Her Ambition Can’t Wait
Mauro was determined to bring her mental health advocacy to Drexel when she applied as a pre-junior and transfer student from community college. With only three years to spend at Drexel, she hit the ground running, and immediately got involved in Active Minds at Drexel. The peer-to-peer organization focuses on mental health awareness and co-hosts student events such as Puppy Pawlooza, De-stress Week and Eating Disorder Awareness Week.
“We talked about our experiences and advocated in the Drexel community, trying to break down the stigma on a larger scale,” she says. “They may not have realized it, but many students shared the same stories: the struggles of being an international student, keeping up in a fast-paced environment, having no time to wind down and de-stress. We tried to tailor the club toward these concerns.”
Finding her community in the club and in the biology department, Mauro also wasted no time pursuing her professional and educational development. Having worked as a nurse’s aid for two years, she knew that she wanted to explore the scientific side of medicine and eventually become a doctor.
With the help of her TA, the then first-year Drexel student crafted an email to Aleister Saunders, PhD, senior vice provost for research, summarizing what she found interesting about his biology research. Her initiative paid off when he invited her to conduct research in his lab, working on a drug for Alzheimer’s disease. She credits this experience with helping her land the competitive Johnson & Johnson co-op.
Mental Health Resources for Drexel Students
Tap into some of Drexel’s resources aimed at student mental health.
“I did a lot of cell culturing, running Western blots, and eventually running the experiments,” she says. “I had learned about these topics in class, but to be responsible for a living cell that came from a person — it made me all the more interested in research.”

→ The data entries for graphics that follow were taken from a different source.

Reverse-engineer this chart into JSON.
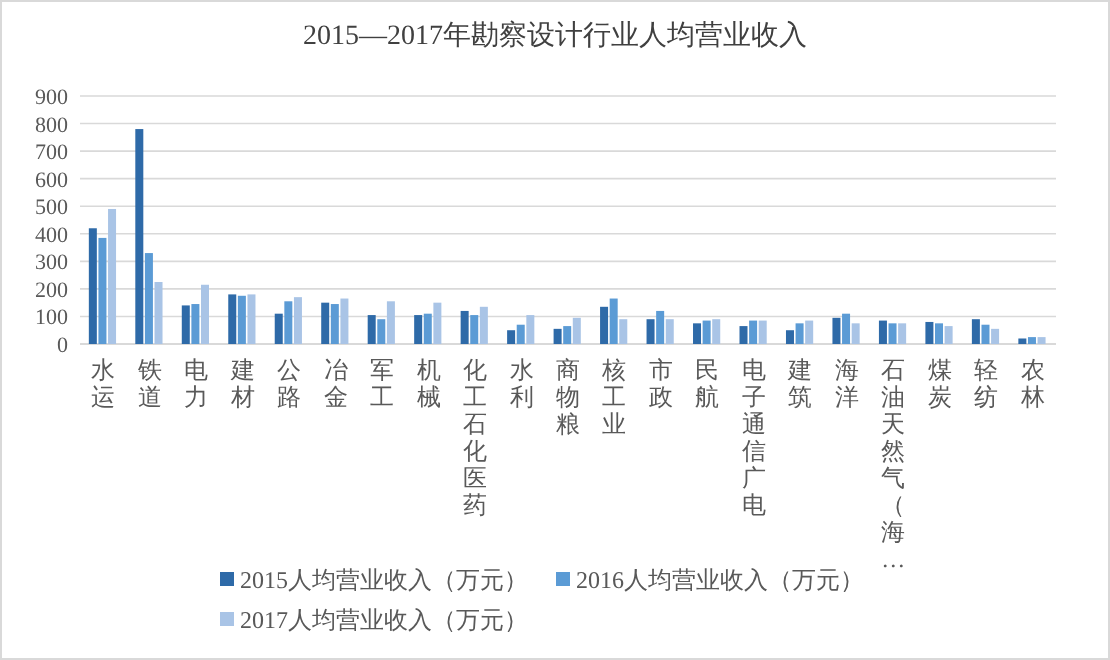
{
  "chart_data": {
    "type": "bar",
    "title": "2015—2017年勘察设计行业人均营业收入",
    "categories": [
      "水运",
      "铁道",
      "电力",
      "建材",
      "公路",
      "冶金",
      "军工",
      "机械",
      "化工石化医药",
      "水利",
      "商物粮",
      "核工业",
      "市政",
      "民航",
      "电子通信广电",
      "建筑",
      "海洋",
      "石油天然气（海…",
      "煤炭",
      "轻纺",
      "农林"
    ],
    "series": [
      {
        "name": "2015人均营业收入（万元）",
        "color": "#2e6aa8",
        "values": [
          420,
          780,
          140,
          180,
          110,
          150,
          105,
          105,
          120,
          50,
          55,
          135,
          90,
          75,
          65,
          50,
          95,
          85,
          80,
          90,
          20
        ]
      },
      {
        "name": "2016人均营业收入（万元）",
        "color": "#5b9bd5",
        "values": [
          385,
          330,
          145,
          175,
          155,
          145,
          90,
          110,
          105,
          70,
          65,
          165,
          120,
          85,
          85,
          75,
          110,
          75,
          75,
          70,
          25
        ]
      },
      {
        "name": "2017人均营业收入（万元）",
        "color": "#a9c4e6",
        "values": [
          490,
          225,
          215,
          180,
          170,
          165,
          155,
          150,
          135,
          105,
          95,
          90,
          90,
          90,
          85,
          85,
          75,
          75,
          65,
          55,
          25
        ]
      }
    ],
    "ylim": [
      0,
      900
    ],
    "yticks": [
      0,
      100,
      200,
      300,
      400,
      500,
      600,
      700,
      800,
      900
    ],
    "grid": "y",
    "legend": "bottom"
  }
}
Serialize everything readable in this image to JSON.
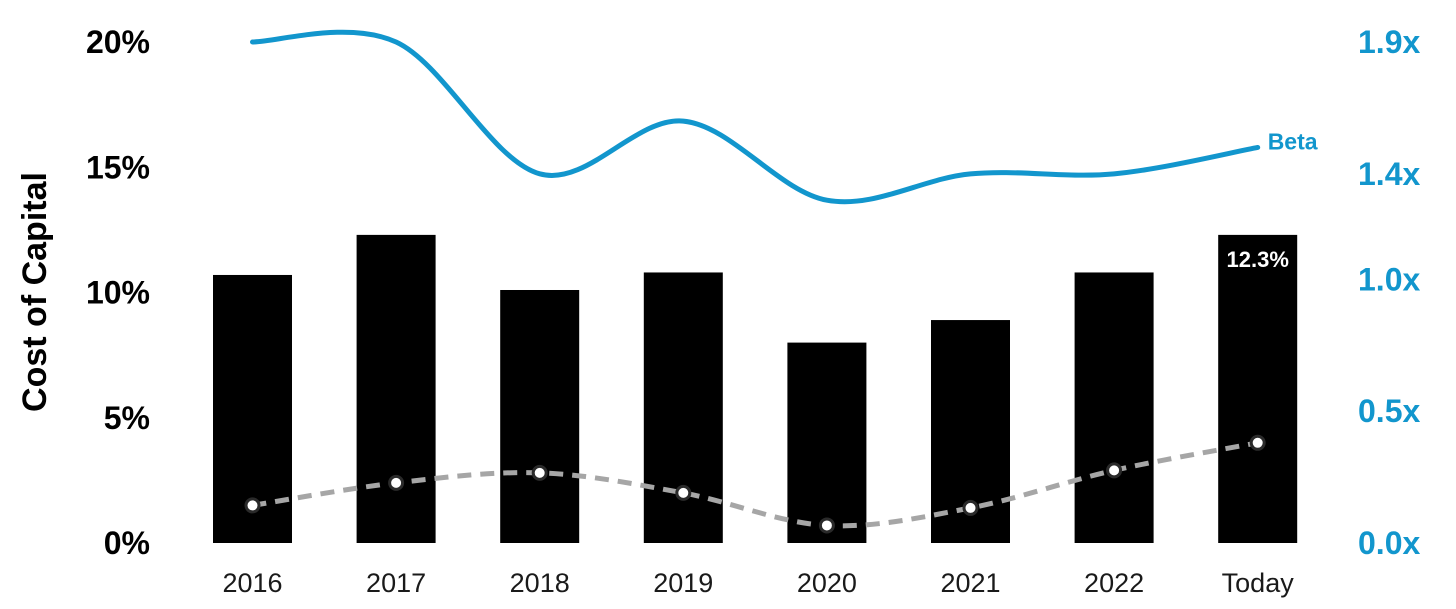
{
  "chart_data": {
    "type": "bar",
    "categories": [
      "2016",
      "2017",
      "2018",
      "2019",
      "2020",
      "2021",
      "2022",
      "Today"
    ],
    "series": [
      {
        "name": "",
        "kind": "bar",
        "axis": "left",
        "color": "#000000",
        "values": [
          10.7,
          12.3,
          10.1,
          10.8,
          8.0,
          8.9,
          10.8,
          12.3
        ]
      },
      {
        "name": "",
        "kind": "line",
        "style": "dashed",
        "axis": "left",
        "color": "#a6a6a6",
        "values": [
          1.5,
          2.4,
          2.8,
          2.0,
          0.7,
          1.4,
          2.9,
          4.0
        ]
      },
      {
        "name": "Beta",
        "kind": "line",
        "axis": "right",
        "color": "#1296cd",
        "values": [
          1.9,
          1.9,
          1.4,
          1.6,
          1.3,
          1.4,
          1.4,
          1.5
        ]
      }
    ],
    "ylabel": "Cost of Capital",
    "ylim": [
      0,
      20
    ],
    "yticks": [
      "0%",
      "5%",
      "10%",
      "15%",
      "20%"
    ],
    "y2lim": [
      0.0,
      1.9
    ],
    "y2ticks": [
      "0.0x",
      "0.5x",
      "1.0x",
      "1.4x",
      "1.9x"
    ],
    "data_labels": [
      {
        "category": "Today",
        "text": "12.3%"
      }
    ],
    "grid": false
  }
}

The recent Drexel grad says she hopes to stay involved in disease research, especially where society “would really benefit from a cure.” She is currently awaiting responses from medical schools, and will continue speaking about mental health no matter where she ends up.

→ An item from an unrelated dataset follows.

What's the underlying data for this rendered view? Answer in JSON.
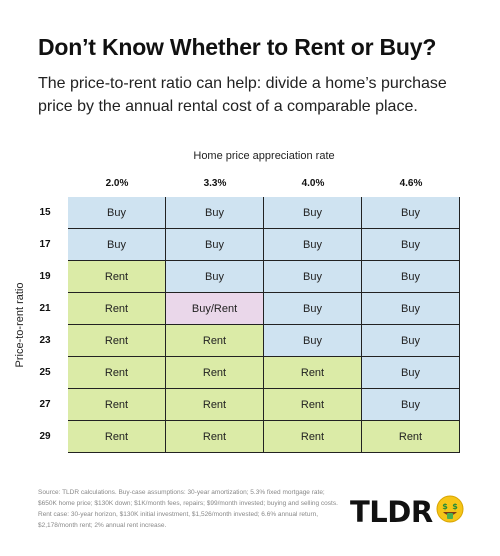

While her interests in biology and mental health may have began as separate entities, she has since come to see the commonalities that bind her two passions.
“Many people don’t understand the biology of mental illness,” she says. “You can learn the statistics about how many people it affects, but when you’re standing in front of a room full of students, the need for that education becomes so apparent.”
Advice from Deanna
“Learn to have grit and don't limit yourself, despite what anyone tells you that you can't achieve! What I think made me successful in college is that I kept my long-term goal in mind and pushed through any bumps in the road. While the path wasn't always linear, being resilient and figuring out the next best step made me a better student and stronger person in the end. College is a great time to find your passion and dive headfirst into anything that brings it out. Be willing to be flexible yet focused, and your time at Drexel will be filled with rewarding experiences.”